Kemudian kami jelaskan, memang di Indonesia, misalnya di pasar, ada penjual bumbu yang punya penggiling bumbu. Tetapi kalau di rumah tangga biasa, orang biasanya menggunakan ulekan, walaupun ukurannya mungkin lebih kecil. Selain itu di daerah pedesaan, walaupun kalau ada acara orang harus memasak untuk 100 tamu, tetap saja ulekan yang digunakan. Kadang-kadang ulekannya besar, dan orang mengulek beramai-ramai, empat sampai lima orang. Jadi kami juga memberikan informasi tentang budaya di Indonesia sebagai latar belakangnya.
Bagaimana bahan-bahannya?
Tahun ini kami bawa bahan yang sedikit berbeda dengan tahun lalu. Kami bawa kluak, misalnya. Di sini (Jerman – red) itu tidak ada, bisa dapat, tapi lewat Belanda. Tapi kalau dapatpun hanya isinya saja. Bisa saja teman saya yang membelikan di sini, tapi dia tidak kenal bumbu ini. Jadi saya tunjukkan bentuk aslinya kluak. “Penah lihat ini tidak?“ Terus dia bilang, “Ini… apa ini?“ Terus saya tunjukkan, “Ini kulitnya, kalau dibuka ada isinya“. Kalau isinya kering harus direndam. Setelah itu disaring. Kami kasi liat semua prosesnya. Jika sudah disaring ditumis pakai minyak, kemudian dikasi air, dimasak setelah itu di-blender, hasilnya pasta. Setelah itu pasta dimasak dengan bumbu-bumbu lain. Ini nanti bisa untuk “beef stew“ atau rawon. Saya juga tunjukkan, supaya mereka bisa mencium wanginya. Kemudian mereka bilang, “Ini seperti coklat yang difermentasikan.“
Jadi mereka juga lihat bahan-bahan yang belum pernah mereka lihat sebelumnya. Misalnya juga nangka. Mereka tanya , “Ini bagaimana cara makannya?“ Kami jelaskan, kalau nangka muda untuk sayur. Kalau tua untuk buah. Kemudian kami buat nangka goreng, lalu kerjasama dengan “pastry“ yang membuat es krim. Nangka kemudian dihidangkan dengan es krim. Atau juga mangga. Jadi yang kami sajikan agak modern, tapi rasa aslinya semua ada.

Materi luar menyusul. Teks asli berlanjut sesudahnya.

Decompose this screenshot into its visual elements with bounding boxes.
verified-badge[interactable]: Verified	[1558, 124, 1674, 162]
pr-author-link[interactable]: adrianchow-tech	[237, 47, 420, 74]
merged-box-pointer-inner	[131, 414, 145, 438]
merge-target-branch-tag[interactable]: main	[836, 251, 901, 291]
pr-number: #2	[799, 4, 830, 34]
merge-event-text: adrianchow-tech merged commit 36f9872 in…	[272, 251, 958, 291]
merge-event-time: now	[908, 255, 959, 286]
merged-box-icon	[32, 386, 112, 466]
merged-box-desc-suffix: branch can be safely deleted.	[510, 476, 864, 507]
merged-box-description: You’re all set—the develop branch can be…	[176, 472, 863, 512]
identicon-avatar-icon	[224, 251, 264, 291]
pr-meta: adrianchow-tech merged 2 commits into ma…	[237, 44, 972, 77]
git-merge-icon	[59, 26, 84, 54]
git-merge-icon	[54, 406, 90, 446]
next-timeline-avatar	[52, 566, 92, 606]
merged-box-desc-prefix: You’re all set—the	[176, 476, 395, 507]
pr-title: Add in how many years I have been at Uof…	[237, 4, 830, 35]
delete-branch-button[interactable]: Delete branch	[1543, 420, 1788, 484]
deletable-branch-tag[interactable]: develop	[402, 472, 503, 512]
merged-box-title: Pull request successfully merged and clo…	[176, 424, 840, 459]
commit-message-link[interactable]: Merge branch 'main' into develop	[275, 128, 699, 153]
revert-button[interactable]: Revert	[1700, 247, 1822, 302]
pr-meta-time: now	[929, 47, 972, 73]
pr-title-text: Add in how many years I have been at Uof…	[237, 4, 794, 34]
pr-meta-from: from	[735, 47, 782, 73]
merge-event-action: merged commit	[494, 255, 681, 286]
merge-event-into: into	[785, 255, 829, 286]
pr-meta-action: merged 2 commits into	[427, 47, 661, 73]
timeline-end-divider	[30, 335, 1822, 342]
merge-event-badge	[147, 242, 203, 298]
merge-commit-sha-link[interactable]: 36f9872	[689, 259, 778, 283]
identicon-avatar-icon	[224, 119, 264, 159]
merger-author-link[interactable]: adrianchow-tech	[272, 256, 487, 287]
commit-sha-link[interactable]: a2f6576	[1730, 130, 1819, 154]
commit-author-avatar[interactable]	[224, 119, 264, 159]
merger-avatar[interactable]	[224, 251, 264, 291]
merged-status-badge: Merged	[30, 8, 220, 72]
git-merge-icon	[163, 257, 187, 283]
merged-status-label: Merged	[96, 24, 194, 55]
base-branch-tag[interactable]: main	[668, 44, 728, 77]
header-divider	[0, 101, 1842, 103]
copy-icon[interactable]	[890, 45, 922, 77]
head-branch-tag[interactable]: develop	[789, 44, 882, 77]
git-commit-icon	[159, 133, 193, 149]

Bahan bumbu yang tidak pernah didapat di Jerman hanya daun salam dan kencur. Yang tidak bisa diperoleh di sini, kami bawa dari Indonesia. Daun salam dibawa oleh asisten saya, Heru, karena dia punya pohonnya di rumah.
Mengapa sajian masakan Indonesia lebih laku daripada yang dari Thailand?
Menurut para tamu gala dinner yang sudah mencicipi makanan Indonesia, makanan Indonesia memang ada yang terasa pedas. Tetapi tidak sepedas makanan Thailand. Walaupun pedas, dalam makanan Indonesia rasa-rasa lainnya masih bisa terasa. Jadi keseimbangan antara rasa pedas dan rasa lainnya ada. Sehingga masih bisa disantap dengan minuman anggur.
Laporan dan wawancara dengan Chef Degan Septoadji bisa diadakan berkat dukungan pihak Hotel Traube Tonbach, Schwarzwald.